The couple in question, whose names cannot be disclosed, immigrated to Israel from India several years ago with their only child.
Even before they came to Israel, the husband had been violent towards his wife, and he continued his physical attacks on her – and their child – once they had immigrated as well, leading to police intervention on at least one occasion.

Three years ago, the woman filed for divorce but her husband wanted to reconcile so an agreement was reached to try this process, including a commitment by the husband to cease being violent towards his wife and child.

He failed to stand by this commitment, and after another year of violent assaults by the husband, the woman left home and requested that divorce proceedings continue.
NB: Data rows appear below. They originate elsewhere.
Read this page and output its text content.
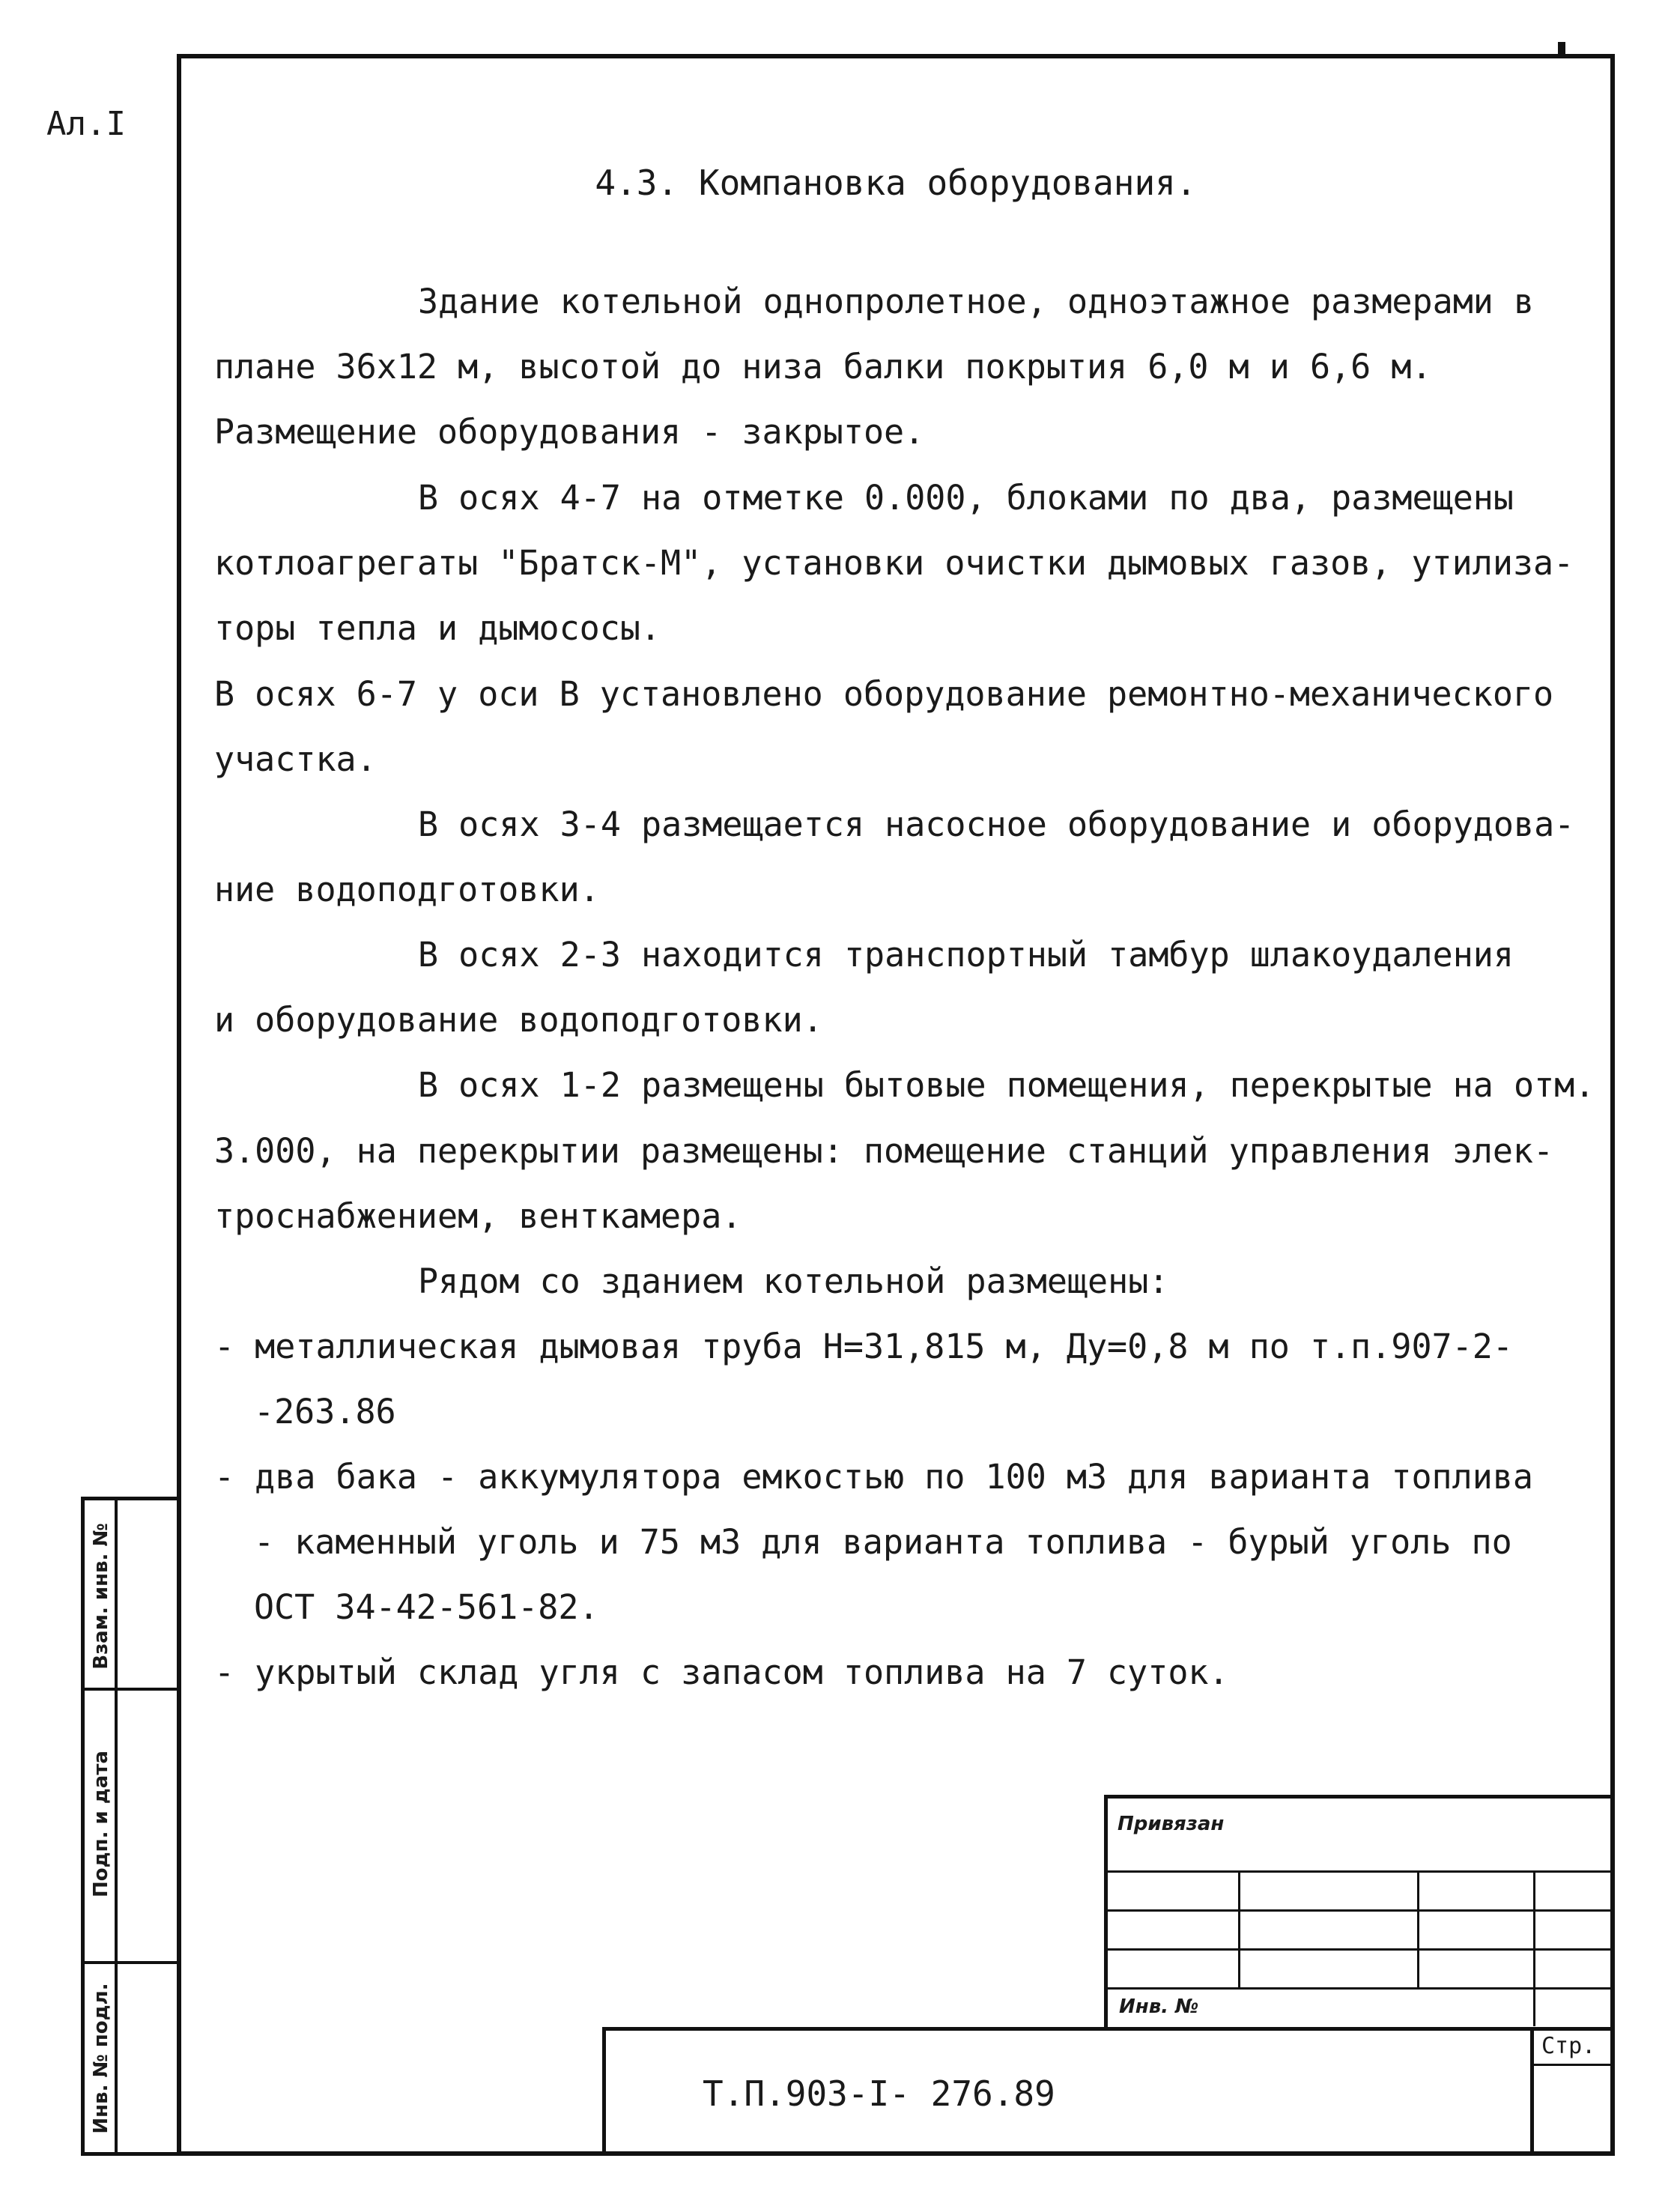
Ал.I
4.3. Компановка оборудования.
Здание котельной однопролетное, одноэтажное размерами в
плане 36х12 м, высотой до низа балки покрытия 6,0 м и 6,6 м.
Размещение оборудования - закрытое.
В осях 4-7 на отметке 0.000, блоками по два, размещены
котлоагрегаты "Братск-М", установки очистки дымовых газов, утилиза-
торы тепла и дымососы.
В осях 6-7 у оси В установлено оборудование ремонтно-механического
участка.
В осях 3-4 размещается насосное оборудование и оборудова-
ние водоподготовки.
В осях 2-3 находится транспортный тамбур шлакоудаления
и оборудование водоподготовки.
В осях 1-2 размещены бытовые помещения, перекрытые на отм.
3.000, на перекрытии размещены: помещение станций управления элек-
троснабжением, венткамера.
Рядом со зданием котельной размещены:
- металлическая дымовая труба Н=31,815 м, Ду=0,8 м по т.п.907-2-
-263.86
- два бака - аккумулятора емкостью по 100 м3 для варианта топлива
- каменный уголь и 75 м3 для варианта топлива - бурый уголь по
ОСТ 34-42-561-82.
- укрытый склад угля с запасом топлива на 7 суток.
Взам. инв. №
Подп. и дата
Инв. № подл.
Привязан
Инв. №
Стр.
Т.П.903-I- 276.89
The rabbinical court issued a decision obligating the husband to grant a divorce but he refused to accede to the court’s decision, requested further reconciliation efforts, and said he would only agree to a divorce if his wife would renounce her rights to the couple’s shared property.

The woman’s legal representative, Attorney and Rabbinical Courts Advocate Tehilla Cohen of the Yad L’Isha – a women’s rights group – subsequently sought to implement a law which negates a person’s rights to be employed in a state-funded company.

Following a legal request Cohen made to the Jerusalem Rabbinical Court, the rabbinical judges adjudicating the case headed by Rabbi Uriel Lavie ruled on Thursday to implement this law and instructed Egged to fire the husband within 30 days.

“She is an impressive woman who – after the violence she has experienced – deserves, like everyone, to live a peaceful and happy life,” said Cohen.

“We won’t rest and won’t be silent until she gains her freedom and leaves with her son for a new and good life.”

Pnina Omer, director of Yad L’Isha, an Ohr Torah Stone institution, said that “creative solutions” against divorce refusers “give great hope to women that there are ways to free them from the imprisonment of divorce recalcitrance.”

A spokesman for Egged said in response, “I do not respond to rabbinical rulings.”